Future Forward Interview
I recently joined Nick and Matt on their podcast to talk about what we're building at Modular - and why the AI infrastructure layer matters more than most people think. We covered everything from why no engineer actually starts a project by picking their GPU, to the edge AI thesis I've been chasing since the TensorFlow Lite days at Google, to a fun side project I built called Compound Loop that orchestrates multiple frontier models against each other to produce better code than any single model can alone. If you're interested in where AI compute is heading - beyond the data center, beyond CUDA lock-in, and toward a world where intelligence runs everywhere - give it a listen or read through the highlights below.
Summary of the interview
Modular's Core Pitch
"Hypervisor for compute" - abstracting away hardware so AI programs run seamlessly across any silicon
No one starts a project saying "I must use this hardware" - they start with accuracy, latency, cost, and throughput targets. Hardware shouldn't be front and center
Today, moving from Nvidia to AMD to TPUs requires enormous rewriting, and Modular eliminates that
Market & Customers
Inference-focused today, targeting sophisticated AI labs and Gen AI startups doing large-scale deployments
The multi-hardware future is already here - every hyperscaler is building their own silicon (Google TPUs, AWS Inferentia, AMD, Apple Silicon)
Analogy to the multi-cloud movement - no one wants to be locked to a single provider
Edge AI Thesis
Rooted in your TensorFlow Lite experience at Google - low latency, privacy-sensitive AI running where you are
Local models will get there - "the models you're using today are the dumbest models you'll ever use"

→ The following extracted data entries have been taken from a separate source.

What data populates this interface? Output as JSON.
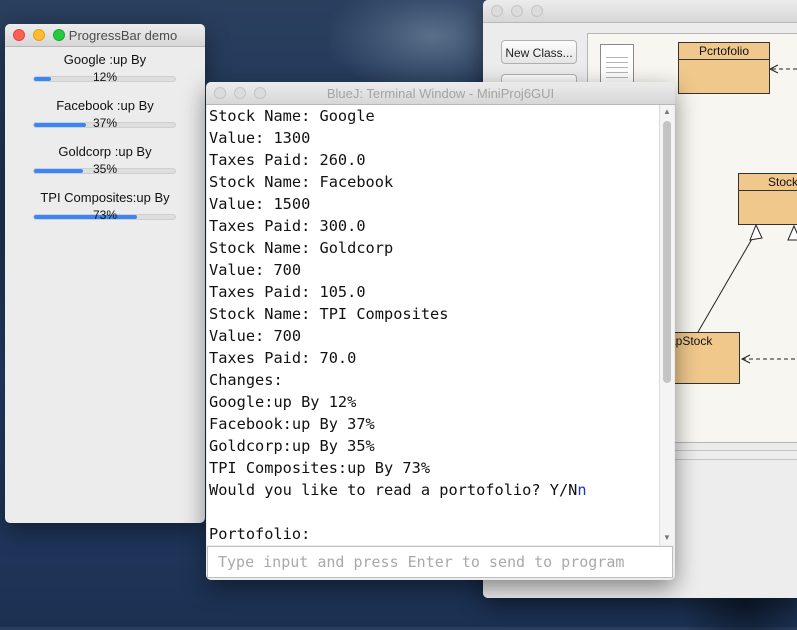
{
  "progress_window": {
    "title": "ProgressBar demo",
    "bars": [
      {
        "label": "Google :up By",
        "percent_text": "12%",
        "value": 0.12
      },
      {
        "label": "Facebook :up By",
        "percent_text": "37%",
        "value": 0.37
      },
      {
        "label": "Goldcorp :up By",
        "percent_text": "35%",
        "value": 0.35
      },
      {
        "label": "TPI Composites:up By",
        "percent_text": "73%",
        "value": 0.73
      }
    ],
    "accent_color": "#3b86f6"
  },
  "terminal_window": {
    "title": "BlueJ: Terminal Window - MiniProj6GUI",
    "lines": [
      "Stock Name: Google",
      "Value: 1300",
      "Taxes Paid: 260.0",
      "Stock Name: Facebook",
      "Value: 1500",
      "Taxes Paid: 300.0",
      "Stock Name: Goldcorp",
      "Value: 700",
      "Taxes Paid: 105.0",
      "Stock Name: TPI Composites",
      "Value: 700",
      "Taxes Paid: 70.0",
      "Changes:",
      "Google:up By 12%",
      "Facebook:up By 37%",
      "Goldcorp:up By 35%",
      "TPI Composites:up By 73%",
      "Would you like to read a portofolio? Y/N",
      "",
      "Portofolio:"
    ],
    "user_echo": "n",
    "input_placeholder": "Type input and press Enter to send to program"
  },
  "bluej_main": {
    "new_class_label": "New Class...",
    "classes": [
      {
        "name": "Pcrtofolio"
      },
      {
        "name": "Stock"
      },
      {
        "name": "apStock"
      }
    ],
    "class_color": "#f0c88c"
  }
}
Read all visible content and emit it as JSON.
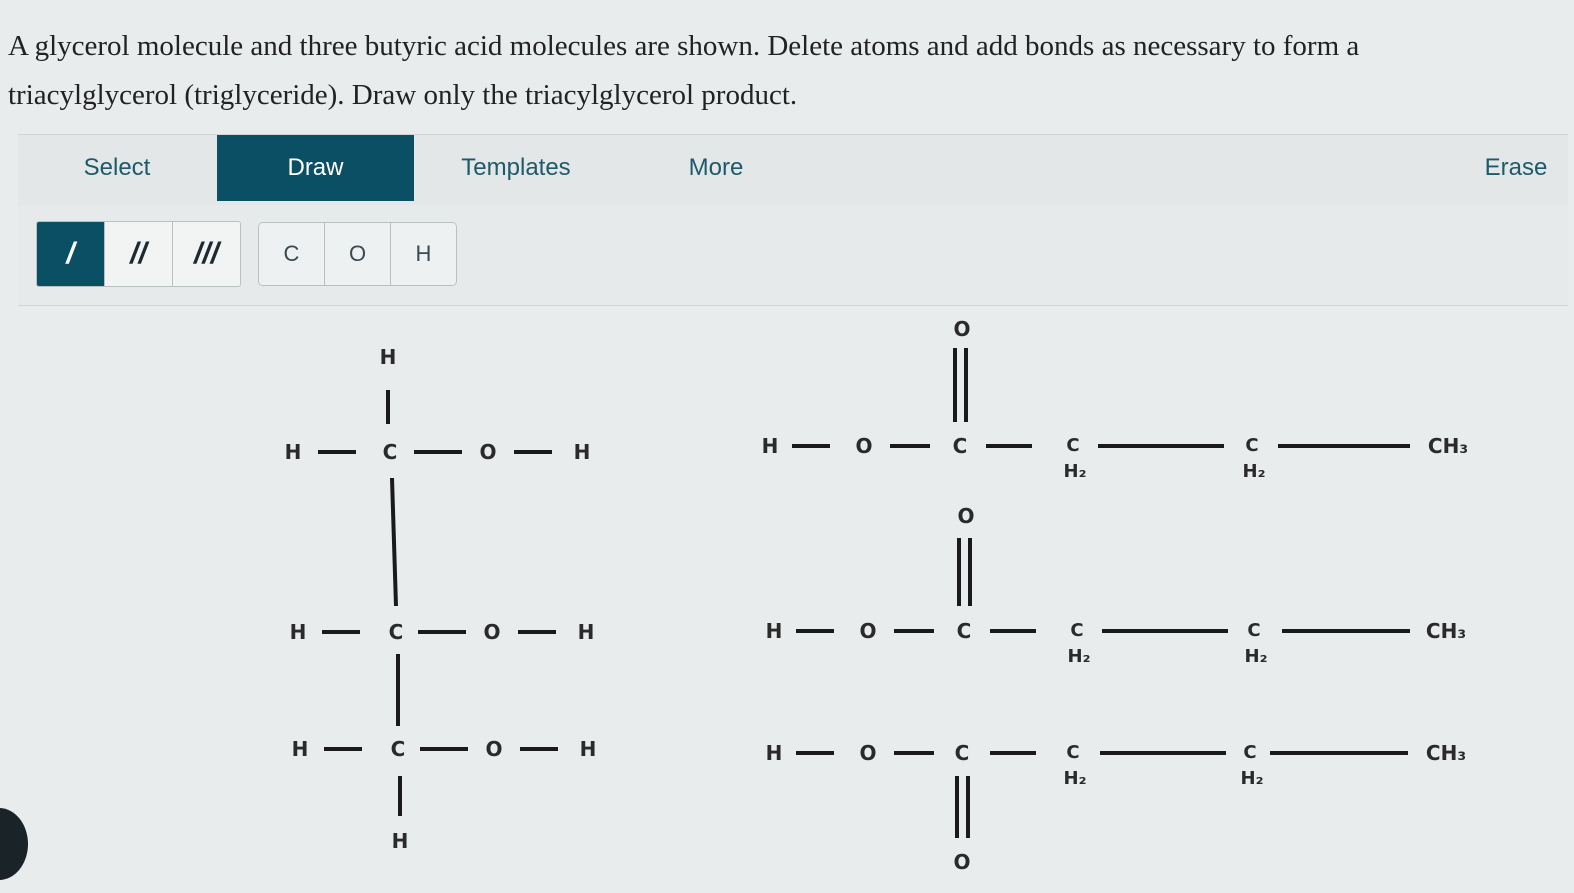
{
  "question": {
    "line1": "A glycerol molecule and three butyric acid molecules are shown. Delete atoms and add bonds as necessary to form a",
    "line2": "triacylglycerol (triglyceride). Draw only the triacylglycerol product."
  },
  "toolbar": {
    "select_label": "Select",
    "draw_label": "Draw",
    "templates_label": "Templates",
    "more_label": "More",
    "erase_label": "Erase",
    "active_tab": "Draw"
  },
  "bond_tools": {
    "single_label": "/",
    "double_label": "//",
    "triple_label": "///",
    "active": "single"
  },
  "atom_tools": {
    "carbon_label": "C",
    "oxygen_label": "O",
    "hydrogen_label": "H"
  },
  "atoms": {
    "H": "H",
    "C": "C",
    "O": "O",
    "H2": "H₂",
    "CH3": "CH₃"
  },
  "colors": {
    "active_bg": "#0b4f64",
    "tab_text": "#1e5a6a",
    "background": "#e9ecec"
  }
}
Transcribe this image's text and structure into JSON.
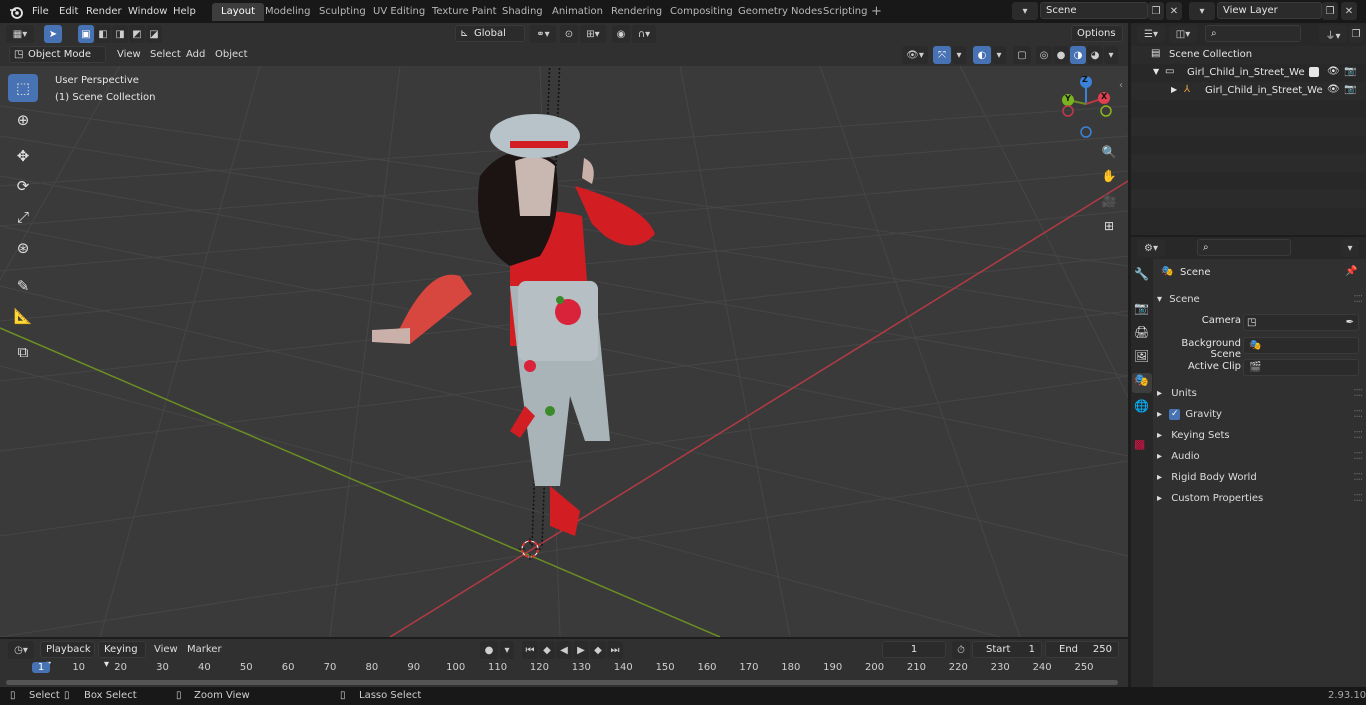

Pointed to OpenClaw as validating the pattern of local agents with persistent memory and full system access, even though inference still goes to cloud today
Big Tech vs. Open Community
OpenClaw did what Apple hasn't in 15 years - a solo developer in Austria shipped a personal AI assistant on local machines
Big tech has organizational challenges, security concerns, and massive user bases creating caution
Microsoft got roasted for Copilot reading your screen, but OpenClaw launches and everyone loves it - the "HR meme" dynamic
Compound Loop (Your Side Project)
Orchestration system that battles models against each other - Claude, Codex, Gemini
Workflow: plan → implement → review → merge, with models cross-reviewing each other's work
Key local component: local embedding models build representations of your codebase, so you only send small context windows to cloud models - ~30x reduction in token usage
Runs autonomously - finishes a task, goes back to the plan, does the next thing
Fun Observation
Everyone defaults to the most powerful model even when they don't need it - "the higher the number, the better" pattern. Model labs are now starting to abstract that away with routing based on query complexity.